- Associated Press - Monday, February 20, 2017

OKLAHOMA CITY (AP) - Oklahoma revenue officials are likely to declare a revenue failure when a state board meets Tuesday to certify the amount of money lawmakers have to appropriate next year.

Preliminary figures from the Office of Management and Enterprise Services indicate that collections by the general revenue fund are projected to fall 5.7 percent below estimates for the fiscal year ending June 30.

Finance officials are forced to declare a revenue failure when collections fall more than 5 percent below estimates. Following such a declaration, the Oklahoma Constitution requires that funds allocated to state agencies be reduced by the amount necessary to bring spending into balance with actual revenue collections.

OMES’s proposed revenue certification for the fiscal year that begins July 1 indicates revenue growth will not be sufficient to trigger an individual income tax cut scheduled to go into effect in 2018.

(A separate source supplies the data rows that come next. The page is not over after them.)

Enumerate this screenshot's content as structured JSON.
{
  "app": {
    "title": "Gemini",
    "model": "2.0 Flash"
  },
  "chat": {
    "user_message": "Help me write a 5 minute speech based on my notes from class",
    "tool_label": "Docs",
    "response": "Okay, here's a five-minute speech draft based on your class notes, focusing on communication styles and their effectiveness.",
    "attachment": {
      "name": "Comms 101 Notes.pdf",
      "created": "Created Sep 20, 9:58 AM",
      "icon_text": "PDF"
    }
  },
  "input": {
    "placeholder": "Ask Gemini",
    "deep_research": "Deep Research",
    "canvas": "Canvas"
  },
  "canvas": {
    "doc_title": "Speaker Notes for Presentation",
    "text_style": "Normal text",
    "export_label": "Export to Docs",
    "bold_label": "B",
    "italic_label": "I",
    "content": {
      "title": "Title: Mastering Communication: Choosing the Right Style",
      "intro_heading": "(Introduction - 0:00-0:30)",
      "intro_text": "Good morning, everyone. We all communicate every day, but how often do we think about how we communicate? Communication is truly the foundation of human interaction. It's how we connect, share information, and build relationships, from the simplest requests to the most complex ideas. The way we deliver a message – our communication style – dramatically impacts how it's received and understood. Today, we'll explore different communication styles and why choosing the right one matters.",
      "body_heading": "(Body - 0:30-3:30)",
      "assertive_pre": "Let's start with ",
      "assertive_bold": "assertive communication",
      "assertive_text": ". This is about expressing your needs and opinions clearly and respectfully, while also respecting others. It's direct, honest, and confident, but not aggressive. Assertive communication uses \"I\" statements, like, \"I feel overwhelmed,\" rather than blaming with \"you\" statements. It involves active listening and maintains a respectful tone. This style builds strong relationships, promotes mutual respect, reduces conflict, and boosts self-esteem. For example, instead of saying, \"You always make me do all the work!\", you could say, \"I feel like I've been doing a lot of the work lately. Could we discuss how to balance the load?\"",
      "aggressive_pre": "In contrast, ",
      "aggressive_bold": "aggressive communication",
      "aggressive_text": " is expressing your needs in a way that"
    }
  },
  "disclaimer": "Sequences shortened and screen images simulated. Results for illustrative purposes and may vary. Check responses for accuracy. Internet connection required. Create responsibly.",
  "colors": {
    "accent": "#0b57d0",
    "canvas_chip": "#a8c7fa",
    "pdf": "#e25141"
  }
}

The tax rate is scheduled to drop from 5 percent to 4.85 percent when collections increase by about $100 million a year, enough to pay for the tax cut. The state faces an estimated budget hole of about $870 million next year.

Michael Baker, a spokesman for OMES, did not immediately return a phone call seeking comment Monday.

The Board of Equalization, which includes Gov. Mary Fallin and six other elected and appointed state officials, is scheduled to meet Tuesday to certify revenue for the fiscal year that begins July 1.

Revenue collections to the general revenue fund - state government’s main operating fund - have trailed official estimates in recent months.

Collections in January were 3.4 percent below projections, and collections were 2.8 percent below the official estimate for the first seven months of the fiscal year.